Câmara Municipal retoma debate sobre Código da Cidade

CÓDIGO dispõe sobre normas de execução de obras públicas e privadas, entre outros temas CAMILA DE ALMEIDA

A proposta da Prefeitura de Fortaleza que altera 489 artigos do projeto original do Código da Cidade será discutida na Câmara Municipal ao longo do próximo mês. A previsão da Comissão Especial do Plano Diretor, que analisa o projeto, é de que a matéria seja votada em abril. O calendário de discussão foi definido ontem.

Os debates foram divididos em quatro momentos. O primeiro será na próxima quarta-feira, 28, quando a secretária do Urbanismo e Meio Ambiente, Águeda Muniz, irá à Casa apresentar as mudanças pretendidas. A comissão vai convocar ainda audiência pública com entidades de classe e a sociedade.

O Código da Cidade é uma das legislações que regulamentam o Plano Diretor, assim como a Lei de Uso e Ocupação do Solo (Luos) aprovada no ano passado. O texto-base do código foi apreciado pela Câmara em maio de 2017. No entanto, no fim do ano passado, a Prefeitura informou que lançaria proposta que altera 489 artigos do texto. As mudanças foram sistematizadas em 11 emendas.

Como altera quase a metade (43%) do texto original, o relator da comissão, Acrísio Sena (PT), sugeriu reabrir a discussão da proposta, justificando que as emendas mudam a “essência” do projeto original.
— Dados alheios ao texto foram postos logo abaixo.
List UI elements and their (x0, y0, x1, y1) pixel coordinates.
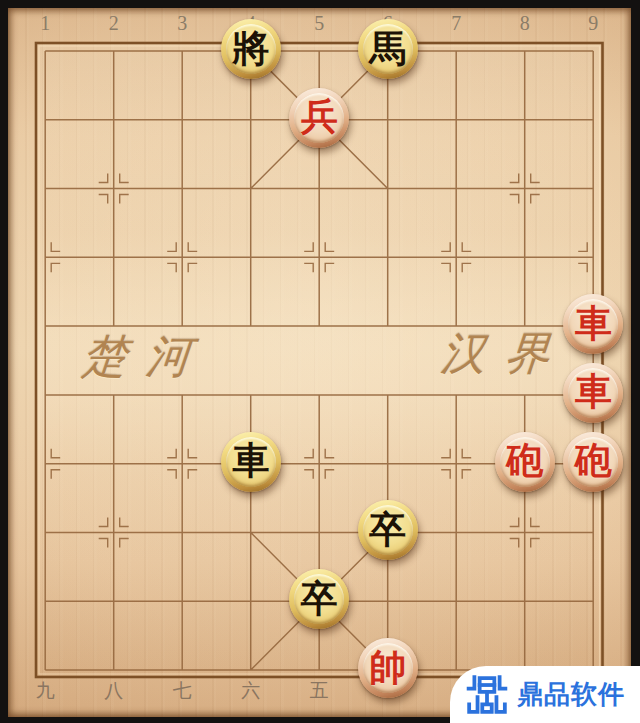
piece-glyph: 砲 (506, 442, 543, 481)
river-text-right: 汉界 (439, 331, 571, 376)
piece-glyph: 砲 (575, 442, 612, 481)
piece-glyph: 車 (575, 373, 612, 412)
file-label-bottom-5: 五 (310, 681, 329, 700)
file-label-bottom-2: 八 (104, 681, 123, 700)
piece-glyph: 帥 (369, 649, 406, 688)
piece-glyph: 將 (232, 30, 269, 69)
file-label-bottom-3: 七 (173, 681, 192, 700)
file-label-top-8: 8 (520, 13, 530, 33)
piece-black-general[interactable]: 將 (221, 19, 281, 79)
piece-glyph: 兵 (301, 98, 338, 137)
piece-glyph: 馬 (369, 30, 406, 69)
piece-red-cannon[interactable]: 砲 (563, 432, 623, 492)
piece-red-general[interactable]: 帥 (358, 638, 418, 698)
river-text-left: 楚河 (80, 334, 212, 379)
piece-red-chariot[interactable]: 車 (563, 294, 623, 354)
piece-red-soldier[interactable]: 兵 (289, 88, 349, 148)
piece-glyph: 卒 (369, 511, 406, 550)
piece-black-soldier[interactable]: 卒 (289, 569, 349, 629)
piece-black-horse[interactable]: 馬 (358, 19, 418, 79)
xiangqi-app-screen: 123456789 九八七六五 楚河 汉界 將馬兵車車車砲砲卒卒帥 鼎品软件 (0, 0, 640, 723)
file-label-top-2: 2 (109, 13, 119, 33)
piece-glyph: 車 (232, 442, 269, 481)
file-label-top-1: 1 (40, 13, 50, 33)
file-label-top-5: 5 (314, 13, 324, 33)
file-label-top-7: 7 (451, 13, 461, 33)
piece-black-soldier[interactable]: 卒 (358, 500, 418, 560)
file-label-bottom-4: 六 (241, 681, 260, 700)
file-label-bottom-1: 九 (36, 681, 55, 700)
piece-red-cannon[interactable]: 砲 (495, 432, 555, 492)
file-label-top-3: 3 (177, 13, 187, 33)
watermark-banner: 鼎品软件 (450, 666, 640, 723)
watermark-text: 鼎品软件 (517, 677, 625, 712)
piece-red-chariot[interactable]: 車 (563, 363, 623, 423)
file-label-top-9: 9 (588, 13, 598, 33)
piece-glyph: 車 (575, 305, 612, 344)
piece-glyph: 卒 (301, 580, 338, 619)
dingpin-logo-icon (466, 674, 508, 716)
piece-black-chariot[interactable]: 車 (221, 432, 281, 492)
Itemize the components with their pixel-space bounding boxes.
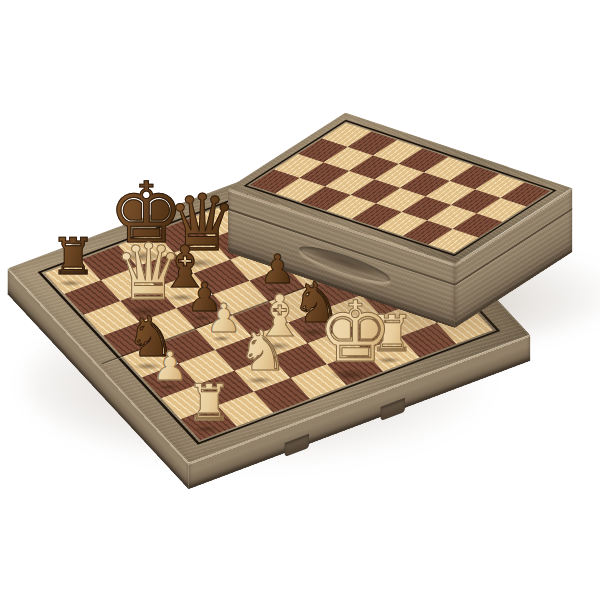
product-scene: ♚♛♜♟♝♛♟♞♟♝♜♞♚♞♟♜: [0, 0, 600, 600]
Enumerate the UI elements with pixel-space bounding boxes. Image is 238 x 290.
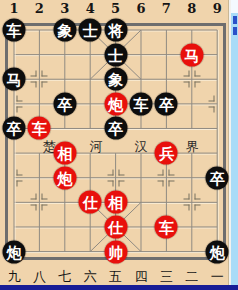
point-marker xyxy=(6,95,23,112)
point-marker xyxy=(107,169,124,186)
river-char: 界 xyxy=(186,140,199,153)
river-char: 汉 xyxy=(135,140,148,153)
point-marker xyxy=(183,71,200,88)
river-char: 河 xyxy=(90,140,103,153)
xiangqi-app-window: 123456789 九八七六五四三二一 楚河汉界 车象士将士马马象卒炮车卒卒车卒… xyxy=(0,0,238,290)
scrollbar-thumb[interactable] xyxy=(233,16,237,37)
piece-black-elephant[interactable]: 象 xyxy=(104,68,127,91)
rank-label-bottom: 八 xyxy=(33,270,46,284)
piece-black-cannon[interactable]: 炮 xyxy=(206,240,229,263)
file-label-top: 5 xyxy=(111,2,120,16)
point-marker xyxy=(209,95,226,112)
piece-red-chariot[interactable]: 车 xyxy=(155,215,178,238)
window-edge-bar xyxy=(0,285,238,290)
file-label-top: 3 xyxy=(60,2,69,16)
piece-black-cannon[interactable]: 炮 xyxy=(3,240,26,263)
piece-black-chariot[interactable]: 车 xyxy=(3,19,26,42)
file-label-top: 7 xyxy=(162,2,171,16)
piece-black-chariot[interactable]: 车 xyxy=(130,92,153,115)
rank-label-bottom: 一 xyxy=(211,270,224,284)
piece-black-advisor[interactable]: 士 xyxy=(104,43,127,66)
piece-red-general[interactable]: 帅 xyxy=(104,240,127,263)
rank-label-bottom: 六 xyxy=(84,270,97,284)
piece-red-cannon[interactable]: 炮 xyxy=(53,166,76,189)
piece-black-soldier[interactable]: 卒 xyxy=(3,117,26,140)
piece-black-horse[interactable]: 马 xyxy=(3,68,26,91)
scrollbar[interactable] xyxy=(231,0,238,285)
file-label-top: 8 xyxy=(187,2,196,16)
piece-red-advisor[interactable]: 仕 xyxy=(104,215,127,238)
file-label-top: 4 xyxy=(86,2,95,16)
piece-black-advisor[interactable]: 士 xyxy=(79,19,102,42)
piece-black-general[interactable]: 将 xyxy=(104,19,127,42)
file-label-top: 9 xyxy=(213,2,222,16)
piece-black-soldier[interactable]: 卒 xyxy=(206,166,229,189)
rank-label-bottom: 二 xyxy=(185,270,198,284)
piece-black-soldier[interactable]: 卒 xyxy=(104,117,127,140)
point-marker xyxy=(183,194,200,211)
rank-label-bottom: 五 xyxy=(109,270,122,284)
scrollbar-button[interactable] xyxy=(231,0,238,13)
piece-red-horse[interactable]: 马 xyxy=(180,43,203,66)
rank-label-bottom: 三 xyxy=(160,270,173,284)
point-marker xyxy=(31,71,48,88)
rank-label-bottom: 四 xyxy=(135,270,148,284)
file-label-top: 6 xyxy=(136,2,145,16)
piece-red-advisor[interactable]: 仕 xyxy=(79,191,102,214)
point-marker xyxy=(6,169,23,186)
file-label-top: 2 xyxy=(35,2,44,16)
file-label-top: 1 xyxy=(9,2,18,16)
piece-red-cannon[interactable]: 炮 xyxy=(104,92,127,115)
rank-label-bottom: 七 xyxy=(58,270,71,284)
piece-red-elephant[interactable]: 相 xyxy=(104,191,127,214)
piece-red-soldier[interactable]: 兵 xyxy=(155,142,178,165)
rank-label-bottom: 九 xyxy=(8,270,21,284)
piece-red-chariot[interactable]: 车 xyxy=(28,117,51,140)
piece-red-elephant[interactable]: 相 xyxy=(53,142,76,165)
point-marker xyxy=(158,169,175,186)
point-marker xyxy=(31,194,48,211)
piece-black-soldier[interactable]: 卒 xyxy=(53,92,76,115)
piece-black-soldier[interactable]: 卒 xyxy=(155,92,178,115)
piece-black-elephant[interactable]: 象 xyxy=(53,19,76,42)
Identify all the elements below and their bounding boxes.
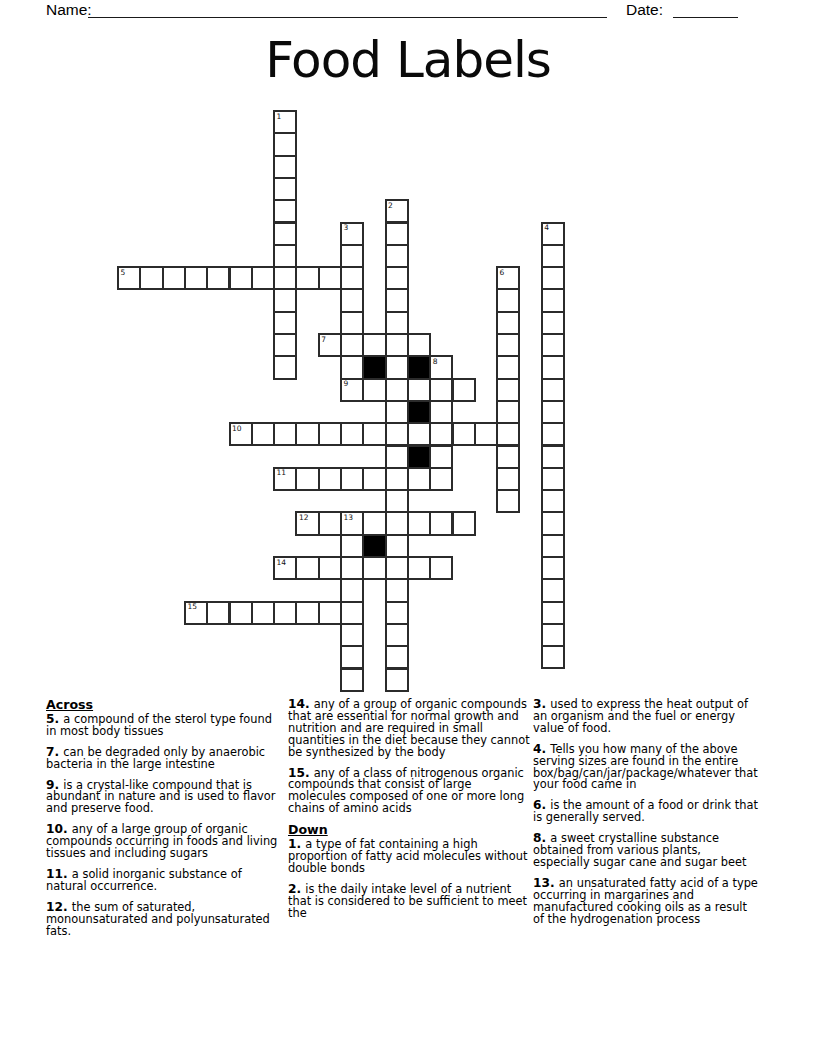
grid-cell[interactable] — [496, 378, 520, 402]
grid-cell[interactable] — [385, 355, 409, 379]
down-header: Down — [288, 824, 530, 836]
grid-cell[interactable] — [273, 601, 297, 625]
grid-cell[interactable] — [362, 467, 386, 491]
grid-cell[interactable] — [362, 556, 386, 580]
cell-number: 11 — [277, 469, 287, 477]
cell-number: 6 — [500, 269, 505, 277]
grid-cell[interactable] — [273, 222, 297, 246]
grid-cell[interactable] — [541, 578, 565, 602]
grid-cell[interactable] — [206, 601, 230, 625]
clue-text: a sweet crystalline substance obtained f… — [533, 831, 746, 869]
grid-cell[interactable] — [496, 489, 520, 513]
grid-cell[interactable] — [295, 601, 319, 625]
grid-cell[interactable] — [452, 378, 476, 402]
grid-cell[interactable] — [385, 489, 409, 513]
grid-cell[interactable] — [385, 578, 409, 602]
grid-cell[interactable] — [385, 400, 409, 424]
clue-item: 2. is the daily intake level of a nutrie… — [288, 884, 530, 920]
grid-cell[interactable] — [541, 489, 565, 513]
grid-cell[interactable] — [541, 467, 565, 491]
grid-cell[interactable] — [340, 601, 364, 625]
worksheet-page: Name: Date: Food Labels 1234567891011121… — [0, 0, 816, 1056]
grid-cell[interactable] — [340, 311, 364, 335]
grid-cell[interactable] — [139, 266, 163, 290]
cell-number: 1 — [277, 113, 282, 121]
clue-text: a solid inorganic substance of natural o… — [46, 867, 242, 893]
clue-item: 12. the sum of saturated, monounsaturate… — [46, 902, 283, 938]
cell-number: 15 — [187, 603, 197, 611]
clue-item: 11. a solid inorganic substance of natur… — [46, 869, 283, 893]
grid-cell[interactable] — [496, 445, 520, 469]
cell-number: 4 — [544, 224, 549, 232]
grid-cell[interactable] — [385, 601, 409, 625]
blocked-cell — [362, 355, 386, 379]
grid-cell[interactable] — [340, 266, 364, 290]
grid-cell[interactable] — [541, 288, 565, 312]
grid-cell[interactable] — [407, 378, 431, 402]
grid-cell[interactable] — [251, 601, 275, 625]
clue-item: 7. can be degraded only by anaerobic bac… — [46, 747, 283, 771]
blocked-cell — [407, 400, 431, 424]
grid-cell[interactable] — [541, 333, 565, 357]
date-line[interactable] — [673, 2, 738, 18]
clue-item: 14. any of a group of organic compounds … — [288, 699, 530, 759]
grid-cell[interactable] — [362, 333, 386, 357]
grid-cell[interactable] — [385, 534, 409, 558]
clue-text: used to express the heat output of an or… — [533, 697, 748, 735]
name-label: Name: — [46, 1, 92, 19]
grid-cell[interactable] — [407, 467, 431, 491]
grid-cell[interactable] — [206, 266, 230, 290]
clue-column: 3. used to express the heat output of an… — [533, 699, 761, 935]
grid-cell[interactable] — [295, 266, 319, 290]
blocked-cell — [362, 534, 386, 558]
clue-text: a compound of the sterol type found in m… — [46, 712, 272, 738]
grid-cell[interactable] — [385, 378, 409, 402]
clue-text: is the amount of a food or drink that is… — [533, 798, 758, 824]
grid-cell[interactable] — [340, 288, 364, 312]
grid-cell[interactable] — [295, 422, 319, 446]
grid-cell[interactable] — [385, 311, 409, 335]
grid-cell[interactable] — [340, 467, 364, 491]
grid-cell[interactable] — [541, 601, 565, 625]
clue-item: 4. Tells you how many of the above servi… — [533, 744, 761, 792]
grid-cell[interactable] — [496, 288, 520, 312]
grid-cell[interactable] — [340, 645, 364, 669]
grid-cell[interactable] — [273, 355, 297, 379]
grid-cell[interactable] — [385, 511, 409, 535]
grid-cell[interactable] — [541, 445, 565, 469]
grid-cell[interactable] — [251, 266, 275, 290]
grid-cell[interactable] — [273, 155, 297, 179]
clue-text: can be degraded only by anaerobic bacter… — [46, 745, 265, 771]
grid-cell[interactable] — [318, 422, 342, 446]
grid-cell[interactable] — [340, 355, 364, 379]
grid-cell[interactable] — [273, 288, 297, 312]
grid-cell[interactable] — [385, 288, 409, 312]
grid-cell[interactable] — [429, 511, 453, 535]
clue-column: 14. any of a group of organic compounds … — [288, 699, 530, 929]
cell-number: 13 — [344, 514, 354, 522]
grid-cell[interactable] — [273, 266, 297, 290]
grid-cell[interactable] — [541, 266, 565, 290]
cell-number: 12 — [299, 514, 309, 522]
grid-cell[interactable] — [407, 422, 431, 446]
grid-cell[interactable] — [385, 623, 409, 647]
grid-cell[interactable] — [318, 556, 342, 580]
grid-cell[interactable] — [295, 556, 319, 580]
cell-number: 3 — [344, 224, 349, 232]
grid-cell[interactable] — [340, 422, 364, 446]
grid-cell[interactable] — [541, 623, 565, 647]
date-label: Date: — [626, 1, 663, 19]
cell-number: 9 — [344, 380, 349, 388]
clue-text: is the daily intake level of a nutrient … — [288, 882, 527, 920]
grid-cell[interactable] — [429, 445, 453, 469]
grid-cell[interactable] — [273, 177, 297, 201]
name-line[interactable] — [88, 2, 607, 18]
grid-cell[interactable] — [362, 422, 386, 446]
grid-cell[interactable] — [407, 511, 431, 535]
grid-cell[interactable] — [362, 511, 386, 535]
grid-cell[interactable] — [385, 668, 409, 692]
blocked-cell — [407, 445, 431, 469]
clue-item: 10. any of a large group of organic comp… — [46, 824, 283, 860]
grid-cell[interactable] — [295, 467, 319, 491]
grid-cell[interactable] — [496, 422, 520, 446]
blocked-cell — [407, 355, 431, 379]
clue-item: 15. any of a class of nitrogenous organi… — [288, 768, 530, 816]
grid-cell[interactable] — [429, 422, 453, 446]
grid-cell[interactable] — [429, 556, 453, 580]
grid-cell[interactable] — [273, 333, 297, 357]
grid-cell[interactable] — [385, 222, 409, 246]
grid-cell[interactable] — [273, 311, 297, 335]
clue-text: any of a class of nitrogenous organic co… — [288, 766, 524, 816]
grid-cell[interactable] — [541, 422, 565, 446]
grid-cell[interactable] — [184, 266, 208, 290]
clue-item: 9. is a crystal-like compound that is ab… — [46, 780, 283, 816]
grid-cell[interactable] — [452, 511, 476, 535]
grid-cell[interactable] — [229, 601, 253, 625]
clue-item: 1. a type of fat containing a high propo… — [288, 839, 530, 875]
grid-cell[interactable] — [340, 534, 364, 558]
clue-text: any of a large group of organic compound… — [46, 822, 277, 860]
clue-item: 13. an unsaturated fatty acid of a type … — [533, 878, 761, 926]
grid-cell[interactable] — [407, 556, 431, 580]
grid-cell[interactable] — [429, 378, 453, 402]
grid-cell[interactable] — [340, 244, 364, 268]
grid-cell[interactable] — [474, 422, 498, 446]
clue-text: a type of fat containing a high proporti… — [288, 837, 527, 875]
grid-cell[interactable] — [541, 511, 565, 535]
grid-cell[interactable] — [452, 422, 476, 446]
cell-number: 2 — [388, 202, 393, 210]
clue-text: Tells you how many of the above serving … — [533, 742, 758, 792]
grid-cell[interactable] — [162, 266, 186, 290]
grid-cell[interactable] — [541, 534, 565, 558]
grid-cell[interactable] — [541, 645, 565, 669]
grid-cell[interactable] — [318, 266, 342, 290]
grid-cell[interactable] — [496, 333, 520, 357]
clue-column: Across5. a compound of the sterol type f… — [46, 699, 283, 947]
across-header: Across — [46, 699, 283, 711]
cell-number: 7 — [321, 336, 326, 344]
grid-cell[interactable] — [496, 467, 520, 491]
grid-cell[interactable] — [385, 333, 409, 357]
cell-number: 5 — [121, 269, 126, 277]
cell-number: 10 — [232, 425, 242, 433]
crossword-grid: 123456789101112131415 — [117, 110, 717, 710]
grid-cell[interactable] — [362, 378, 386, 402]
clue-text: any of a group of organic compounds that… — [288, 697, 530, 759]
grid-cell[interactable] — [541, 556, 565, 580]
clue-text: the sum of saturated, monounsaturated an… — [46, 900, 270, 938]
clue-text: is a crystal-like compound that is abund… — [46, 778, 276, 816]
grid-cell[interactable] — [318, 467, 342, 491]
grid-cell[interactable] — [251, 422, 275, 446]
clue-item: 6. is the amount of a food or drink that… — [533, 800, 761, 824]
grid-cell[interactable] — [273, 132, 297, 156]
grid-cell[interactable] — [273, 244, 297, 268]
puzzle-title: Food Labels — [0, 31, 816, 89]
grid-cell[interactable] — [541, 355, 565, 379]
grid-cell[interactable] — [385, 422, 409, 446]
clue-text: an unsaturated fatty acid of a type occu… — [533, 876, 758, 926]
grid-cell[interactable] — [429, 467, 453, 491]
grid-cell[interactable] — [541, 311, 565, 335]
clue-item: 3. used to express the heat output of an… — [533, 699, 761, 735]
grid-cell[interactable] — [496, 400, 520, 424]
grid-cell[interactable] — [541, 244, 565, 268]
grid-cell[interactable] — [385, 645, 409, 669]
grid-cell[interactable] — [340, 578, 364, 602]
grid-cell[interactable] — [429, 400, 453, 424]
grid-cell[interactable] — [496, 355, 520, 379]
clue-item: 5. a compound of the sterol type found i… — [46, 714, 283, 738]
clue-item: 8. a sweet crystalline substance obtaine… — [533, 833, 761, 869]
grid-cell[interactable] — [541, 400, 565, 424]
grid-cell[interactable] — [496, 311, 520, 335]
grid-cell[interactable] — [385, 445, 409, 469]
cell-number: 8 — [433, 358, 438, 366]
grid-cell[interactable] — [407, 333, 431, 357]
grid-cell[interactable] — [340, 623, 364, 647]
grid-cell[interactable] — [273, 199, 297, 223]
grid-cell[interactable] — [385, 244, 409, 268]
cell-number: 14 — [277, 559, 287, 567]
grid-cell[interactable] — [318, 601, 342, 625]
grid-cell[interactable] — [229, 266, 253, 290]
grid-cell[interactable] — [385, 467, 409, 491]
grid-cell[interactable] — [340, 333, 364, 357]
grid-cell[interactable] — [541, 378, 565, 402]
grid-cell[interactable] — [340, 668, 364, 692]
grid-cell[interactable] — [318, 511, 342, 535]
grid-cell[interactable] — [340, 556, 364, 580]
grid-cell[interactable] — [385, 556, 409, 580]
grid-cell[interactable] — [385, 266, 409, 290]
grid-cell[interactable] — [273, 422, 297, 446]
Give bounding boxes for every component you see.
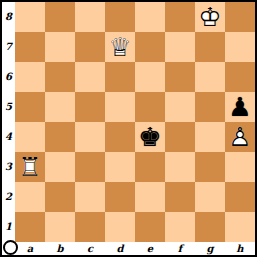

A expectativa do prefeito Roberto Cláudio (PDT) era de que o projeto fosse votado até março. Mas, pelo calendário aprovado pela comissão, a votação final deve ficar para a primeira semana de abril.

“Essa discussão das emendas não tem o mesmo grau de complexidade da Lei de Uso e Ocupação do Solo. Não é a mesma coisa”, diz Acrísio Sena, defendendo que, apesar do volume de alteração, será possível discutir a mudança em apenas um mês.

Guilherme Sampaio (PT) discorda. O vereador argumenta que o tempo de discussão é muito curto. “A grande questão é que nós não sabemos do que estamos falando, que mudanças são essas”, afirma.

Os vereadores ainda não tiveram acesso ao conteúdo das alterações. Isso porque a base ainda não protocolou as emendas na Casa. “Que mistério é esse? Por que elas não foram apresentadas logo no início do processo?”, questiona Sampaio, sugerindo que o atraso ao protocolar as emendas seja estratégia da base para aprovar as mudanças sem alongar a discussão.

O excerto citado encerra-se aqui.